The Trafikant, nearing 80, was born in Vienna during the Second World War and told how his mother would wrap him in a blanket and carry him down to the air raid shelter in the cellar.

One of his employees then started talking about her experiences during the war in Bosnia before her family fled to Vienna, how she, too, spent time in bomb cellars. From her accent, I could tell that she wasn’t Austrian born, but we had never talked before about where she came from. (I personally am so allergic to the question “Where are you from?” when I have lived here over half my life that I very rarely ask it of others.)

We had gotten onto the topic of how each time we thought it was the last war in Europe and how the whole misery is being repeated now in Ukraine when another customer came in and Maylo and I left.

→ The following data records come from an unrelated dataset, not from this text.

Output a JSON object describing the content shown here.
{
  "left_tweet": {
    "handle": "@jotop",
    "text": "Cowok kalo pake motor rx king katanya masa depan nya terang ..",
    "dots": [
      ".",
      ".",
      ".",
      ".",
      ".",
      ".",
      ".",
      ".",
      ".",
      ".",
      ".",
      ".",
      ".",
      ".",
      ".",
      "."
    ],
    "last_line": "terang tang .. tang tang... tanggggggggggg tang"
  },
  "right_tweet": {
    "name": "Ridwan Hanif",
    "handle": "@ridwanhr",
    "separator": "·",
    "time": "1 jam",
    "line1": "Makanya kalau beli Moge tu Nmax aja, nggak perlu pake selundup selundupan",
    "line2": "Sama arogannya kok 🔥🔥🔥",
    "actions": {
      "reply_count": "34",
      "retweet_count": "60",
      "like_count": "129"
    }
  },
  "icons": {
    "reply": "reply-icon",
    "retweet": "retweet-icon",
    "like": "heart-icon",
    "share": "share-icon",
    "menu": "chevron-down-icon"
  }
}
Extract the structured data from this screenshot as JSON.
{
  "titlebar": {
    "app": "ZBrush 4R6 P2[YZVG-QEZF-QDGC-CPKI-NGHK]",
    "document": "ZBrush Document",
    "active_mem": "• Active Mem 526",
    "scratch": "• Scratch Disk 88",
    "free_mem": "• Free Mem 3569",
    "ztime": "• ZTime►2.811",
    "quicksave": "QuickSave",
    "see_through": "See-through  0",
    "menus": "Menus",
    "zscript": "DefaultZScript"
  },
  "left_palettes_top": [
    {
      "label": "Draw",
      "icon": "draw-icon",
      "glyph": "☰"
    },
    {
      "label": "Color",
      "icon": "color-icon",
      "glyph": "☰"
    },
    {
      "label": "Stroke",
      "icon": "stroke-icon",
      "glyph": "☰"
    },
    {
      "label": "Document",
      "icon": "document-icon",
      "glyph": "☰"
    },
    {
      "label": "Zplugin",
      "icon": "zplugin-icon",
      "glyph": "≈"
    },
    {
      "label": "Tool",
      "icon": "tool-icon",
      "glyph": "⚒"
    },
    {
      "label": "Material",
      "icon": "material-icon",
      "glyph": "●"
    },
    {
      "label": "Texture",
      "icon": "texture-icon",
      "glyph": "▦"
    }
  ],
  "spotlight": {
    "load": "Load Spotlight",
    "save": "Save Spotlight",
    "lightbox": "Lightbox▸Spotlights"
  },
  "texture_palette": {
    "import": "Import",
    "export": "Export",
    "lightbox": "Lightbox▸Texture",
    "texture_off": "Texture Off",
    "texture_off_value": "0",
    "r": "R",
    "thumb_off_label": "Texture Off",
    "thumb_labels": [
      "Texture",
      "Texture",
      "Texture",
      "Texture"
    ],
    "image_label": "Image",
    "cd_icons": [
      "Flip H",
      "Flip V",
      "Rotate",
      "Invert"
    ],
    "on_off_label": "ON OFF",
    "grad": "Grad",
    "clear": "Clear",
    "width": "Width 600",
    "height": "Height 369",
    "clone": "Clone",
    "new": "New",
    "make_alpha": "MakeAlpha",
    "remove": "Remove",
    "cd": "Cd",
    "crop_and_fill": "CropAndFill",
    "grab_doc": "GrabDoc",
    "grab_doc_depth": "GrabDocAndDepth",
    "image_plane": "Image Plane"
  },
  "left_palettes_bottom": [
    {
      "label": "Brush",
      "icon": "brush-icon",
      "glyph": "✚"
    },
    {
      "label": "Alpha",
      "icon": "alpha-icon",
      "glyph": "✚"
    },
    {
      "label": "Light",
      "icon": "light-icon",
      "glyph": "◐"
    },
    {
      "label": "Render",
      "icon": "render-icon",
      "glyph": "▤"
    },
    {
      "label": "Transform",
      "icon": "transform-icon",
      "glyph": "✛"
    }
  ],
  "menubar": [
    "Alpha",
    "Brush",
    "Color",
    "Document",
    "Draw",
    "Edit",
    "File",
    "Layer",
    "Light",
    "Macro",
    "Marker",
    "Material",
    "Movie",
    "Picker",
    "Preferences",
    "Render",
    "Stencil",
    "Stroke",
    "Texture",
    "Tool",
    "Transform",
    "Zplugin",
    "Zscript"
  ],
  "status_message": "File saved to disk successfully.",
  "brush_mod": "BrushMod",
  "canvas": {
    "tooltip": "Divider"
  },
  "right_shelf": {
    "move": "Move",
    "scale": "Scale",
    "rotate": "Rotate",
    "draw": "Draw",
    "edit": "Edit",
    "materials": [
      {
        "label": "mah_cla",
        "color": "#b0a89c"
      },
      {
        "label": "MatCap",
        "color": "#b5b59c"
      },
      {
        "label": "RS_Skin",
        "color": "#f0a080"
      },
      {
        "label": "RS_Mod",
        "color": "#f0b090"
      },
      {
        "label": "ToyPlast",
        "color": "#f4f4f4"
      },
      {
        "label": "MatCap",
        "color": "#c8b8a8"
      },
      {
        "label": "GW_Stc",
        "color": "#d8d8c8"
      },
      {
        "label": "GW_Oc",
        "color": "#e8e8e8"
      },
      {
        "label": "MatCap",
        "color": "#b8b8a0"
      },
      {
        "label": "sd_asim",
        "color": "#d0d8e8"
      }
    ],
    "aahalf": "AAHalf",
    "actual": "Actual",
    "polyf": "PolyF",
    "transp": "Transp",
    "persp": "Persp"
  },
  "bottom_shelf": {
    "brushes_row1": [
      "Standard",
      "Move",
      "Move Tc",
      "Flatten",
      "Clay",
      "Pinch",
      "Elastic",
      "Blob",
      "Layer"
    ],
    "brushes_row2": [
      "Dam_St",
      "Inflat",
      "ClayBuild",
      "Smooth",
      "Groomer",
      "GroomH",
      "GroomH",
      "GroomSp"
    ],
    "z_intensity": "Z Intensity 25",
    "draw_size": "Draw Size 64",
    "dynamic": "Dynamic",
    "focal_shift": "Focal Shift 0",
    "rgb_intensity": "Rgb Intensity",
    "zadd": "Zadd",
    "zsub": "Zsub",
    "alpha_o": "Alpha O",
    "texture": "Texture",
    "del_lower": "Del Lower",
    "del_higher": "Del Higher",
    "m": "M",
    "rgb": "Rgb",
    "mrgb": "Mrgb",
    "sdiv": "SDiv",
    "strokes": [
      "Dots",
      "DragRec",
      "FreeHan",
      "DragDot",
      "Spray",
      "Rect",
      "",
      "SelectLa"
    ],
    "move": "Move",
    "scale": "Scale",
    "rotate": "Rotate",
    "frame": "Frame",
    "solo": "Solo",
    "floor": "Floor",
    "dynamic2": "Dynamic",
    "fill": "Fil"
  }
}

I think Trafiks are often microcosms of the world around us.

Makery Vienna – Vienna Makery

7 Jan

https://makeryworld.at/

I have just discovered that there is a DIY restaurant in Vienna. That’s right — you pay for the privilege of cooking your own meal. I just wonder who gets to do the dishes …

Pelé

30 Dec

One more great lost this year. Of course, his soccer playing was incomparable, but I will miss most his smile, his humanity, and his humanitarian efforts. I’ll never forget that the day David Beckham arrived in Los Angeles with great fanfare, Pele was playing in a match to benefit UNICEF. The article in the NYT reminded me of the beauty of Rob Hughes’s (essentially philosophical) writing about soccer and introduced me to that side of Pelé’s greatness.

Haiku 2022

26 Dec

With warmest holiday wishes also for a healthy, happy New Year full of peace!

How refreshing

10 Dec

I have just bought replacements for my hiking boots, which served long and well until the bottoms dropped off. (We could get up to 5 cms of snow tomorrow so this seemed like a good moment.)

What was refreshing about this experience? When I asked if they had already been waterproofed, I was told yes, they were ready to go so I didn’t need to buy the waterproofing spray I had in my hand. Even in Vienna, many businesses have succumbed to what I call the McDonald’s mentality. You know, if you only order a hamburger, they ask if you want fries with it; and if you order the hamburger with fries, they ask if you want an apple pie with it. In German, you could call it the “Dazu-Mentalität” because the phrase is “Pommes dazu?” or “Apfeltascherl dazu?”

I was really grateful that Jack Wolfskin, the shop where I bought my boots, has not succumbed.